Por isso, em 2020, comemorando o centenário do seu nascimento, decidiu a Câmara editar-lhe um livro de homenagem. A escrita da obra vinha já sendo pensada pelo seu filho António Carlos, mas uma doença traiçoeira não o deixou terminar a tarefa, ficando Helena Adrião Brito, a sua mulher e nora do senhor Amadeu com esse encargo. Dito isto, podemos pensar que uma edição de homenagem ser feita por familiares é uma má ideia, por facilmente poder cair em sentimentalismos: pois bem, nada de mais errado com o que se passa com este livro. Aqui, a proximidade serviu apenas para um maior conhecimento das situações relatadas e um melhor acesso a informações e documentos, resultando num livro fundamental para conhecer o homenageado e, através dele ficar a conhecer melhor a vida vianense de, praticamente, todo o século XX, num registo de crónica onde as histórias pessoais se misturam com a história da própria cidade e do país. 

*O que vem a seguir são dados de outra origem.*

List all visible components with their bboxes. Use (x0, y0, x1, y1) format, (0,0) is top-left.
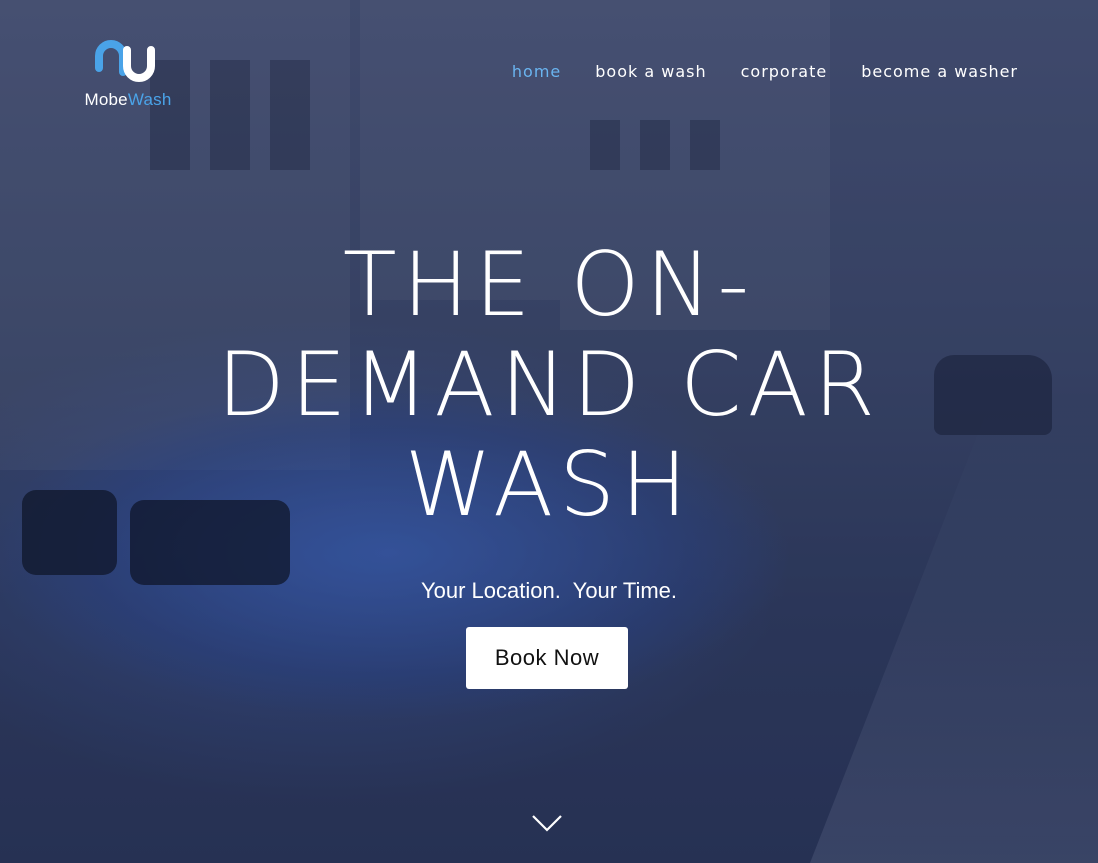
headline-line-2: DEMAND CAR (217, 333, 881, 436)
logo-text-wash: Wash (127, 90, 172, 109)
book-now-button[interactable]: Book Now (466, 627, 628, 689)
hero-tagline: Your Location. Your Time. (420, 578, 678, 603)
logo-mark-icon (95, 40, 155, 82)
nav-corporate[interactable]: corporate (741, 62, 828, 81)
headline-line-3: WASH (404, 433, 694, 536)
chevron-down-icon[interactable] (531, 812, 563, 834)
nav-become-a-washer[interactable]: become a washer (861, 62, 1018, 81)
headline-line-1: THE ON- (342, 233, 756, 336)
nav-book-a-wash[interactable]: book a wash (595, 62, 706, 81)
logo-text-mobe: Mobe (84, 90, 128, 109)
hero-headline: THE ON- DEMAND CAR WASH (0, 235, 1098, 535)
logo-wordmark: MobeWash (78, 90, 178, 110)
brand-logo[interactable]: MobeWash (78, 36, 178, 110)
nav-home[interactable]: home (512, 62, 561, 81)
main-nav: home book a wash corporate become a wash… (512, 62, 1018, 81)
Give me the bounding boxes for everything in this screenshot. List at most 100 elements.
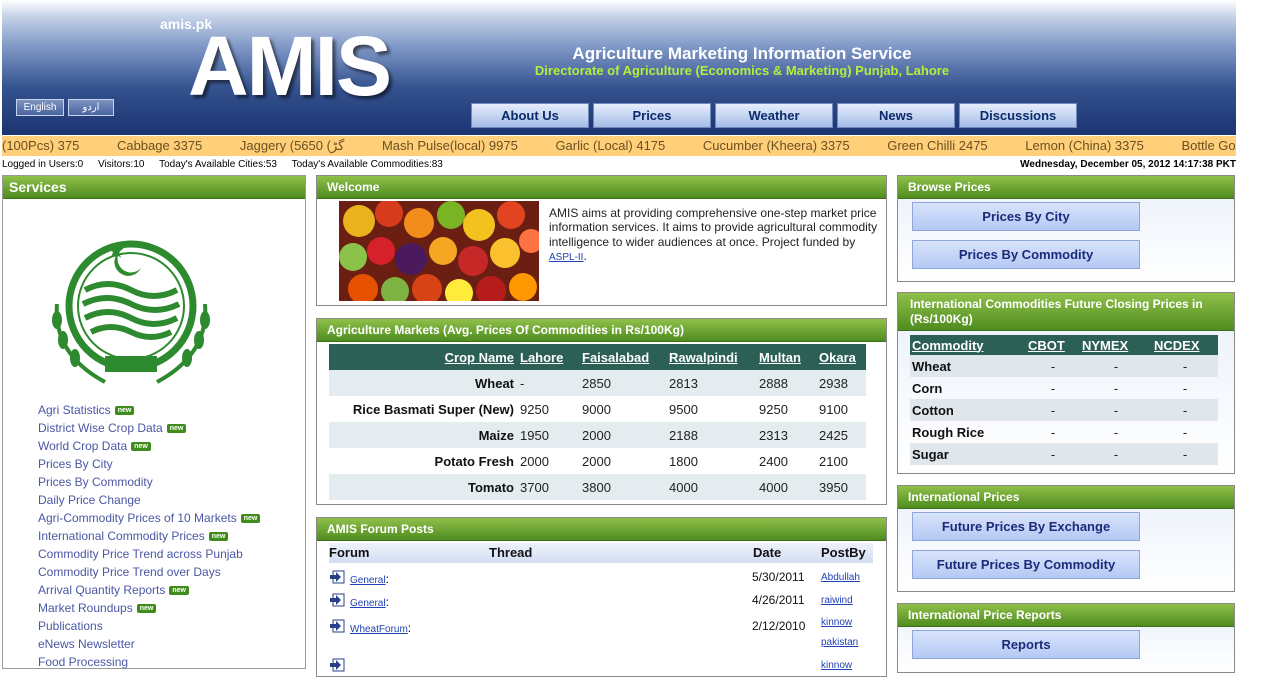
- intl-future-panel: International Commodities Future Closing…: [897, 292, 1235, 474]
- table-row: Wheat -2850 2813 2888 2938: [329, 370, 866, 396]
- forum-link[interactable]: General: [350, 575, 386, 586]
- intl-prices-title: International Prices: [898, 486, 1234, 509]
- ticker-item: Cucumber (Kheera) 3375: [702, 138, 850, 153]
- welcome-panel: Welcome AMIS aims at providing comprehen…: [316, 175, 887, 306]
- prices-by-city-button[interactable]: Prices By City: [912, 202, 1140, 231]
- nav-prices[interactable]: Prices: [593, 103, 711, 128]
- markets-col-header[interactable]: Rawalpindi: [666, 344, 756, 370]
- service-link[interactable]: Prices By City: [38, 457, 113, 471]
- crop-name: Potato Fresh: [434, 453, 514, 469]
- forum-post-icon: [330, 570, 345, 584]
- service-link[interactable]: District Wise Crop Data new: [38, 421, 187, 435]
- english-button[interactable]: English: [16, 99, 64, 116]
- service-link[interactable]: Market Roundups new: [38, 601, 157, 615]
- new-badge: new: [166, 424, 187, 433]
- forum-link[interactable]: General: [350, 598, 386, 609]
- markets-col-header[interactable]: Multan: [756, 344, 816, 370]
- ticker-item: Mash Pulse(local) 9975: [381, 138, 518, 153]
- service-link[interactable]: Arrival Quantity Reports new: [38, 583, 190, 597]
- table-row: Potato Fresh 2000 2000 1800 2400 2100: [329, 448, 866, 474]
- future-price-cell: -: [1026, 355, 1080, 377]
- price-cell: 9250: [520, 401, 549, 417]
- crop-name: Wheat: [329, 370, 517, 396]
- forum-separator: :: [385, 572, 389, 586]
- nav-about-us[interactable]: About Us: [471, 103, 589, 128]
- service-link[interactable]: Commodity Price Trend across Punjab: [38, 547, 243, 561]
- available-commodities: Today's Available Commodities:83: [291, 159, 443, 170]
- forum-postby-link[interactable]: kinnow: [821, 660, 852, 671]
- forum-date: 5/30/2011: [752, 570, 805, 584]
- service-link[interactable]: Agri-Commodity Prices of 10 Markets new: [38, 511, 261, 525]
- intl-future-title: International Commodities Future Closing…: [898, 293, 1234, 331]
- price-cell: 4000: [666, 474, 756, 500]
- service-link[interactable]: World Crop Data new: [38, 439, 151, 453]
- reports-button[interactable]: Reports: [912, 630, 1140, 659]
- new-badge: new: [131, 442, 151, 451]
- future-price-cell: -: [1026, 443, 1080, 465]
- service-link-label: Prices By Commodity: [38, 475, 153, 489]
- price-cell: 3800: [579, 474, 666, 500]
- new-badge: new: [114, 406, 135, 415]
- price-cell: 2100: [819, 453, 848, 469]
- table-row: Wheat - - -: [910, 355, 1218, 377]
- price-cell: 1800: [669, 453, 698, 469]
- forum-postby-link[interactable]: raiwind: [821, 595, 853, 606]
- ticker-item: Garlic (Local) 4175: [555, 138, 666, 153]
- future-col-header[interactable]: NYMEX: [1080, 335, 1152, 355]
- service-link[interactable]: Daily Price Change: [38, 493, 141, 507]
- site-title: Agriculture Marketing Information Servic…: [572, 44, 912, 63]
- service-link[interactable]: Publications: [38, 619, 103, 633]
- markets-col-header[interactable]: Lahore: [517, 344, 579, 370]
- prices-by-commodity-button[interactable]: Prices By Commodity: [912, 240, 1140, 269]
- amis-logo[interactable]: AMIS: [188, 24, 392, 108]
- forum-post-icon: [330, 619, 345, 633]
- price-cell: 2813: [666, 370, 756, 396]
- service-link[interactable]: Commodity Price Trend over Days: [38, 565, 221, 579]
- future-price-cell: -: [1080, 399, 1152, 421]
- markets-col-header[interactable]: Crop Name: [329, 344, 517, 370]
- price-cell: 9000: [582, 401, 611, 417]
- price-cell: 2888: [756, 370, 816, 396]
- forum-postby-link[interactable]: kinnow: [821, 617, 852, 628]
- service-link[interactable]: Food Processing: [38, 655, 128, 669]
- markets-col-header[interactable]: Faisalabad: [579, 344, 666, 370]
- nav-discussions[interactable]: Discussions: [959, 103, 1077, 128]
- markets-body: Wheat -2850 2813 2888 2938 Rice Basmati Super…: [329, 370, 866, 500]
- nav-news[interactable]: News: [837, 103, 955, 128]
- future-price-cell: -: [1152, 399, 1218, 421]
- table-row: Rough Rice - - -: [910, 421, 1218, 443]
- price-cell: 2000: [579, 422, 666, 448]
- forum-date: 2/12/2010: [752, 619, 806, 633]
- forum-separator: :: [407, 621, 412, 635]
- welcome-title: Welcome: [317, 176, 886, 199]
- service-link[interactable]: Prices By Commodity: [38, 475, 153, 489]
- service-link[interactable]: eNews Newsletter: [38, 637, 135, 651]
- crop-name: Tomato: [329, 474, 517, 500]
- urdu-button[interactable]: اردو: [68, 99, 114, 116]
- markets-col-header[interactable]: Okara: [816, 344, 866, 370]
- future-price-cell: -: [1182, 424, 1188, 440]
- forum-separator: :: [385, 595, 389, 609]
- commodity-name: Corn: [912, 380, 943, 396]
- future-price-cell: -: [1080, 443, 1152, 465]
- service-link[interactable]: Agri Statistics new: [38, 403, 135, 417]
- future-price-cell: -: [1152, 443, 1218, 465]
- future-col-header[interactable]: NCDEX: [1152, 335, 1218, 355]
- forum-link[interactable]: WheatForum: [350, 624, 408, 635]
- nav-weather[interactable]: Weather: [715, 103, 833, 128]
- forum-postby-link[interactable]: Abdullah: [821, 572, 860, 583]
- future-col-header[interactable]: CBOT: [1026, 335, 1080, 355]
- future-prices-by-commodity-button[interactable]: Future Prices By Commodity: [912, 550, 1140, 579]
- future-col-header[interactable]: Commodity: [910, 335, 1026, 355]
- forum-postby-link[interactable]: pakistan: [821, 637, 858, 648]
- table-row: Cotton - - -: [910, 399, 1218, 421]
- future-prices-by-exchange-button[interactable]: Future Prices By Exchange: [912, 512, 1140, 541]
- service-link-label: Commodity Price Trend over Days: [38, 565, 221, 579]
- forum-col-postby: PostBy: [821, 545, 866, 560]
- forum-cell: General:: [350, 595, 389, 609]
- table-row: Sugar - - -: [910, 443, 1218, 465]
- service-link[interactable]: International Commodity Prices new: [38, 529, 229, 543]
- aspl-link[interactable]: ASPL-II: [549, 252, 583, 263]
- future-price-cell: -: [1182, 380, 1188, 396]
- welcome-end: .: [583, 249, 587, 264]
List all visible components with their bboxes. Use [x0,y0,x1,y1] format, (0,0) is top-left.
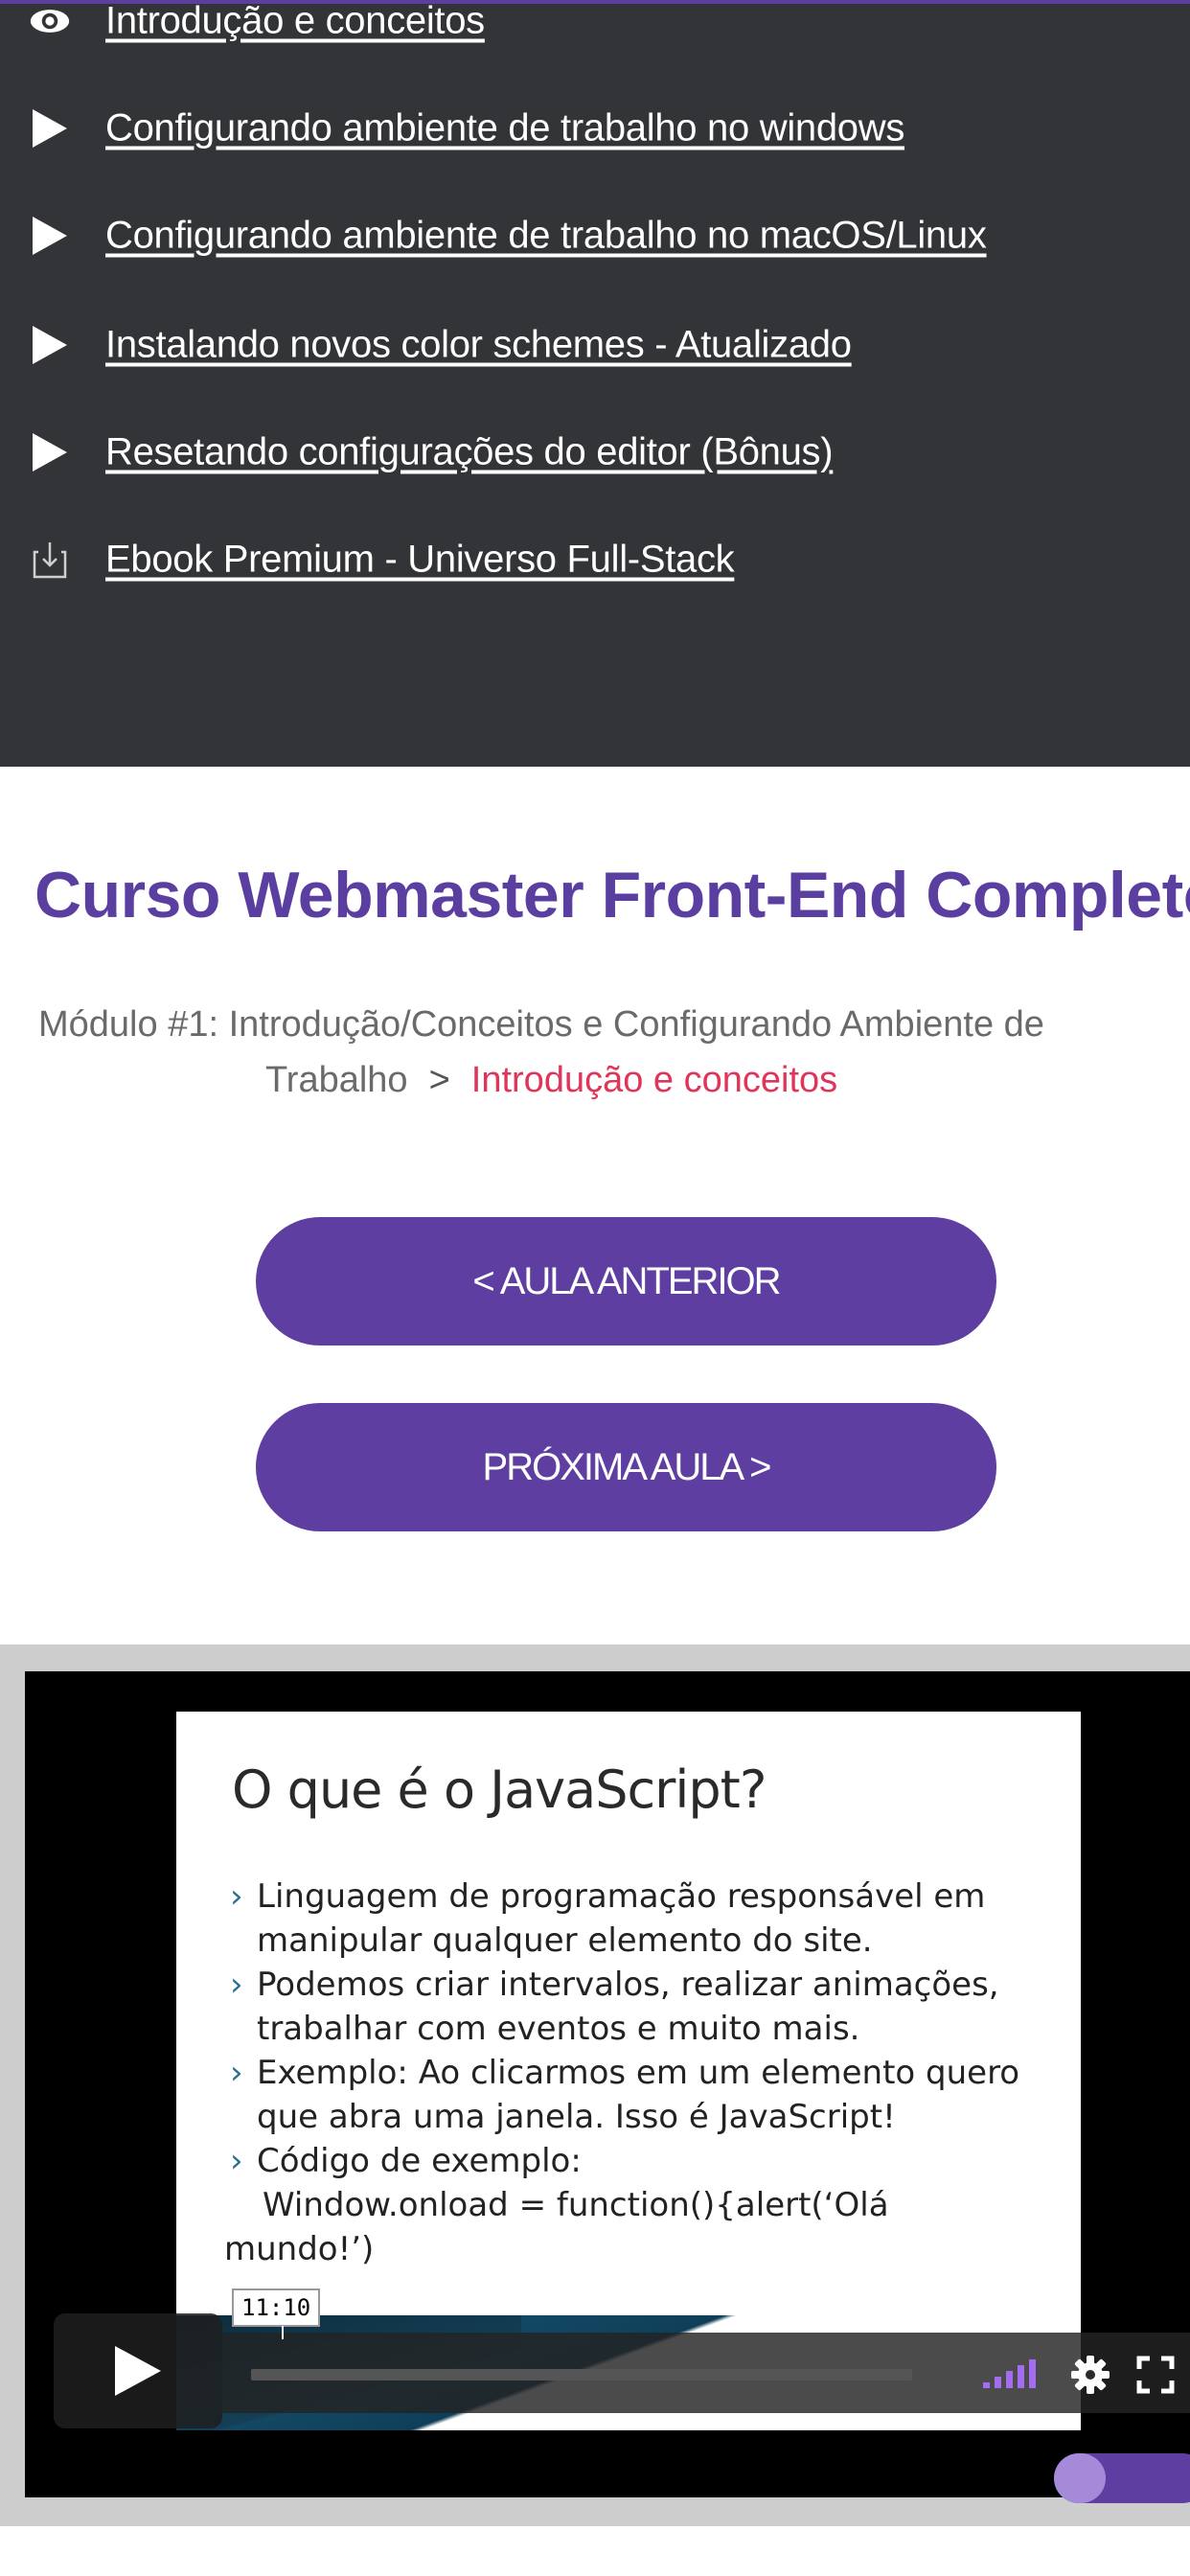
fullscreen-icon[interactable] [1136,2356,1175,2394]
lesson-label: Instalando novos color schemes - Atualiz… [105,323,852,366]
lesson-item-introducao[interactable]: Introdução e conceitos [0,0,1190,59]
settings-gear-icon[interactable] [1069,2354,1111,2396]
lesson-list-panel: Introdução e conceitos Configurando ambi… [0,0,1190,767]
slide-bullet: Podemos criar intervalos, realizar anima… [224,1963,1067,2051]
play-triangle-icon [29,431,71,473]
lesson-label: Ebook Premium - Universo Full-Stack [105,538,735,581]
play-triangle-icon [29,107,71,150]
breadcrumb: Módulo #1: Introdução/Conceitos e Config… [38,997,1190,1108]
download-icon [29,539,71,581]
volume-icon[interactable] [983,2359,1042,2388]
breadcrumb-current: Introdução e conceitos [470,1060,838,1100]
lesson-item-windows[interactable]: Configurando ambiente de trabalho no win… [0,90,1190,167]
lesson-label: Resetando configurações do editor (Bônus… [105,430,834,473]
scroll-toggle-knob [1054,2453,1106,2503]
course-title: Curso Webmaster Front-End Completo [34,859,1190,932]
next-lesson-button[interactable]: PRÓXIMA AULA > [256,1403,996,1531]
previous-lesson-button[interactable]: < AULA ANTERIOR [256,1217,996,1346]
scroll-toggle[interactable] [1054,2453,1190,2503]
play-triangle-icon [29,324,71,366]
progress-bar[interactable] [251,2369,912,2380]
breadcrumb-separator: > [428,1060,450,1100]
lesson-item-color-schemes[interactable]: Instalando novos color schemes - Atualiz… [0,307,1190,383]
lesson-item-reset-editor[interactable]: Resetando configurações do editor (Bônus… [0,414,1190,491]
timecode-tooltip: 11:10 [232,2288,321,2327]
breadcrumb-module-cont[interactable]: Trabalho [265,1060,408,1100]
video-controls-bar [222,2333,1190,2413]
play-icon [115,2346,161,2396]
slide-bullet: Exemplo: Ao clicarmos em um elemento que… [224,2051,1067,2139]
slide-bullet-list: Linguagem de programação responsável em … [224,1874,1067,2271]
eye-icon [29,0,71,42]
play-triangle-icon [29,215,71,257]
slide-title: O que é o JavaScript? [232,1760,767,1820]
play-button[interactable] [54,2313,222,2428]
video-player[interactable]: O que é o JavaScript? Linguagem de progr… [25,1671,1190,2497]
slide-code-line: Window.onload = function(){alert(‘Olá mu… [224,2183,1067,2271]
slide-code-line-2: mundo!’) [224,2230,375,2268]
slide-bullet: Linguagem de programação responsável em … [224,1874,1067,1963]
timecode-tick [282,2326,284,2339]
lesson-item-macos-linux[interactable]: Configurando ambiente de trabalho no mac… [0,197,1190,274]
lesson-label: Introdução e conceitos [105,0,485,42]
lesson-label: Configurando ambiente de trabalho no mac… [105,214,987,257]
slide-bullet: Código de exemplo: [224,2139,1067,2183]
lesson-label: Configurando ambiente de trabalho no win… [105,106,905,150]
breadcrumb-module[interactable]: Módulo #1: Introdução/Conceitos e Config… [38,1004,1044,1045]
slide-code-line-1: Window.onload = function(){alert(‘Olá [263,2186,889,2224]
lesson-item-ebook[interactable]: Ebook Premium - Universo Full-Stack [0,521,1190,598]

A obra divide-se em 23 capítulos que acompanham as várias facetas do percurso de vida do senhor Amadeu, sempre documentado com uma riquíssima conjugação de fontes, que vão de textos antigos à bibliografia mais actualizada, de folhetos de exposições a poemas; de notas manuscritas nas costas de fotografias a dedicatórias em livros; de fotografias pessoais a recortes de jornais – que a qualidade do design de Rui Carvalho soube organizar. Posso confidenciar que tive a oportunidade de ver a sala onde o livro foi escrito e de perceber o caos organizado onde toda esta documentação estava espalhada, em amontoados cuidados, que serviram de base a este trabalho minucioso que sustenta uma escrita colorida e cativante. 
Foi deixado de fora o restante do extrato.